For Fulton, that goal is to train an athlete in the Olympic Games. “That would be my dream,” she says. “I’ve been to the Youth Olympic Games, and was very lucky to do so, but obviously everyone wants to go to the Olympics. It’s difficult because most athletes don’t stay in Zimbabwe after going to university or college, so I Have always thought, ‘It’s not possible.’ But what the WSLA has taught me is not to give up.”

For Fulton, one of the key aspects of the program was the inspiration she felt from working with other participants and seeing what they have achieved, coaching, team or technical executives at Tokyo 2020, her three contemporary Olympic Games. are participating in. roles, while 15 are now in national coaching positions and two are coaching men’s professional teams. In addition, eight of the participants are providing education and mentoring to support the development of other women’s coaches.

“I felt like you always had the support of other women,” Fulton says. “We were all in the same situation; All we wanted to do was try and do the best for our own federations and our athletes.

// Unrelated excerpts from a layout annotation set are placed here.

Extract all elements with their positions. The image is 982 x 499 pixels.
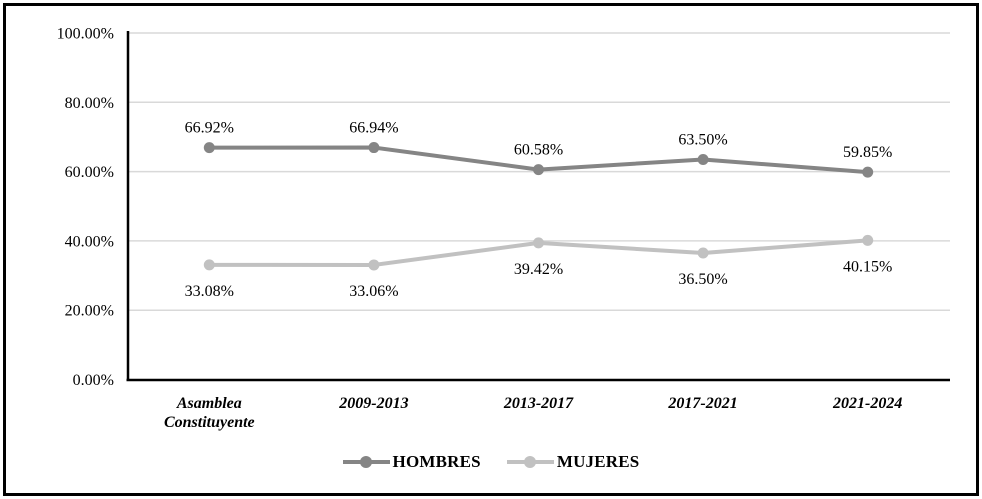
category-label-1: 2009-2013	[338, 395, 408, 412]
y-tick-label: 60.00%	[65, 164, 114, 181]
legend-item-mujeres: MUJERES	[506, 452, 640, 472]
data-label-hombres-4: 59.85%	[843, 144, 892, 161]
data-label-hombres-2: 60.58%	[514, 142, 563, 159]
data-point-mujeres-4	[862, 234, 874, 246]
category-label-3: 2017-2021	[667, 395, 737, 412]
y-tick-label: 0.00%	[73, 372, 114, 389]
data-label-mujeres-4: 40.15%	[843, 258, 892, 275]
data-label-mujeres-0: 33.08%	[185, 283, 234, 300]
chart-legend: HOMBRES MUJERES	[0, 452, 982, 472]
data-point-mujeres-0	[203, 259, 215, 271]
data-label-mujeres-3: 36.50%	[678, 271, 727, 288]
data-point-mujeres-1	[368, 259, 380, 271]
data-point-hombres-0	[203, 142, 215, 154]
legend-label-mujeres: MUJERES	[556, 452, 640, 471]
y-tick-label: 20.00%	[65, 303, 114, 320]
legend-label-hombres: HOMBRES	[392, 452, 481, 471]
legend-dot-icon	[524, 456, 537, 468]
data-point-mujeres-2	[533, 237, 544, 249]
legend-line-marker-mujeres	[506, 456, 554, 468]
category-label-4: 2021-2024	[832, 395, 902, 412]
y-tick-label: 100.00%	[57, 26, 114, 43]
category-label-0: Asamblea Constituyente	[164, 395, 255, 431]
category-label-2: 2013-2017	[503, 395, 574, 412]
data-point-hombres-4	[862, 166, 874, 178]
data-label-mujeres-1: 33.06%	[349, 283, 398, 300]
legend-dot-icon	[360, 456, 373, 468]
data-point-hombres-1	[368, 142, 380, 154]
data-label-hombres-0: 66.92%	[185, 120, 234, 137]
legend-line-marker-hombres	[342, 456, 390, 468]
y-tick-label: 80.00%	[65, 95, 114, 112]
data-label-hombres-1: 66.94%	[349, 120, 398, 137]
data-point-hombres-3	[697, 153, 709, 165]
data-point-hombres-2	[533, 164, 544, 176]
data-label-mujeres-2: 39.42%	[514, 261, 563, 278]
data-label-hombres-3: 63.50%	[678, 131, 727, 148]
data-point-mujeres-3	[697, 247, 709, 259]
legend-item-hombres: HOMBRES	[342, 452, 481, 472]
y-tick-label: 40.00%	[65, 233, 114, 250]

To find out what some of the other women are up to, it makes you think, ‘Okay, I need to get more inspired and get out there. If they can do it, I can do that.’ It makes you think out-of-the-box about what else you can do and achieve.”

Through her participation in the program, Fulton now hopes she can provide similar inspiration to other female coaches. “I really hope I can inspire some other women to just go and achieve what they want to do,” she says. “The sky’s the limit, and I don’t want anyone else to think, ‘I can’t do this because I’m a woman.’ If you want it, go for it.”

And thanks to the launch of the VISH program, more women coaches will now have the opportunity to fulfill their dreams.

Olympic Solidarity: Supporting Athletes and the Development of Sport

with Olympic SolidarityThe aim of the IOC is to provide assistance to all NOCs around the world, especially those in greatest need.

This is achieved through assistance multidisciplinary program – Including the Wish program – prioritizing athlete development, but training for coaches and sports administrators, and promoting Olympic values.

The Olympic Solidarity Development and Aid budget for the 2021–2024 plan totals US$590 million, corresponding to the share of broadcast rights for the Olympic Games (Tokyo 2020 and Beijing 2022), which belongs to the NOC. Olympic Solidarity redistributes these funds Through programs provided to all NOCs recognized by the IOC.

Leave a Reply

Your email address will not be published.